The earthquake and nuclear situation in Japan has triggered a sell-off in the equity markets. Is this a buying opportunity?
I say “no”. Two reasons:
1. The Japanese situation is likely to trigger many “unintended” consequences we cannot anticipate right now (for example a strong Yen will hurt profits of Japanese exporters, hence depress their share price). Disruptions from the earthquake will be cited by companies as an excuse for earnings misses throughout the year (“our supplier couldn’t deliver”).
2. The Lighthouse Investment Management Timing Index (LIMTI) has barely moved back to “neutral”. After a 100% move over two years, a 7% drop does not “cure” the overbought situation.
We will continue to hold our position in inverse ETF on SPY (SH). We will take delivery in a gold mining stock ETF (GDX) via short put options this Friday. Volatilities are high, so we might write calls on that on a strong day.
All eyes on QE3
QE, or “Quantitative Easing” (a euphemism for printing money), is the lifeline of the economy (and stock market). The “real” printing is done by Congress (spending exceeds tax revenue), but the Fed is complicit in absorbing a large part of the treasury bonds needed to finance the deficit.
So what will happen at the end of June? The Fed said they would purchase $75bn a month through the second quarter. Economists quickly calculated $75bn x 8 months = $600bn. But you have to read exactly what the Fed says. They don’t say we will buy $600bn until June and then stop. Their wording leaves the door open to 2 scenarios:
a) The Fed, probably at the next FOMC meeting, says “Hey – we never said we are going to stop” and will continue monetizing $75bn per month “until no longer needed” (read: eternity), or
b) The Fed says “no QE3, but we will re-invest interest and redemptions”. Since they will own roughly $3trn in assets, they might have $750bn of money coming in per year. This would be enough to absorb approximately 75% of the issuance in 2-10 year Treasury bonds.
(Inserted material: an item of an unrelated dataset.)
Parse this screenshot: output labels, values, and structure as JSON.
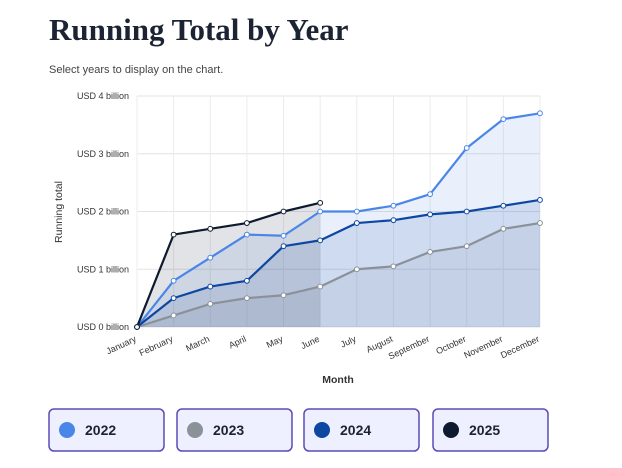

Scenario a) would only be possible if the stock market has a serious set back and scares everybody into the open arms of the Fed. Since the threat of deflation has significantly decreased (even in the eyes of the Fed) the justification for QE3 seems to stand on thin legs. Political support might be limited.
But as shown above, the Fed doesn’t “need” a QE3 to continue to monetize a large part of debt issuance. This means carte blanche for Congress to keep running large deficits. This means continued supply of fresh dollars, and debasement of the currency.
The gold and silver markets will love it.
The question is: gold or silver? Silver had a huge run (+100% since last summer), and the market is less manipulated by central banks (they are the largest holders of gold). A large part of investment demand for precious metals has been absorbed by “paper” gold (GLD) and silver (SLV), and hence did not translate into “physical” demand.
I recommend to stay away from “paper” gold and silver. Those ETF’s have counter-party risk as some of their assets exist only in form of a derivative trade.
There are some “physical trusts” (PHYS, PSLV) that claim to have segregated their bars at the Royal Mint of Canada and offer the opportunity to exchange shares into physical metal once a month, but they trade at a premium to net asset value of up to 20% (PSLV).
That leaves gold and silver mining stocks (apart from having metal at one’s home or bank). Individual companies might be too risky. But there are ETF’s representing a basket of gold (GDX) and silver (SIL) mining companies.
We will try to “leg” into those stocks on days where panic rips through the markets.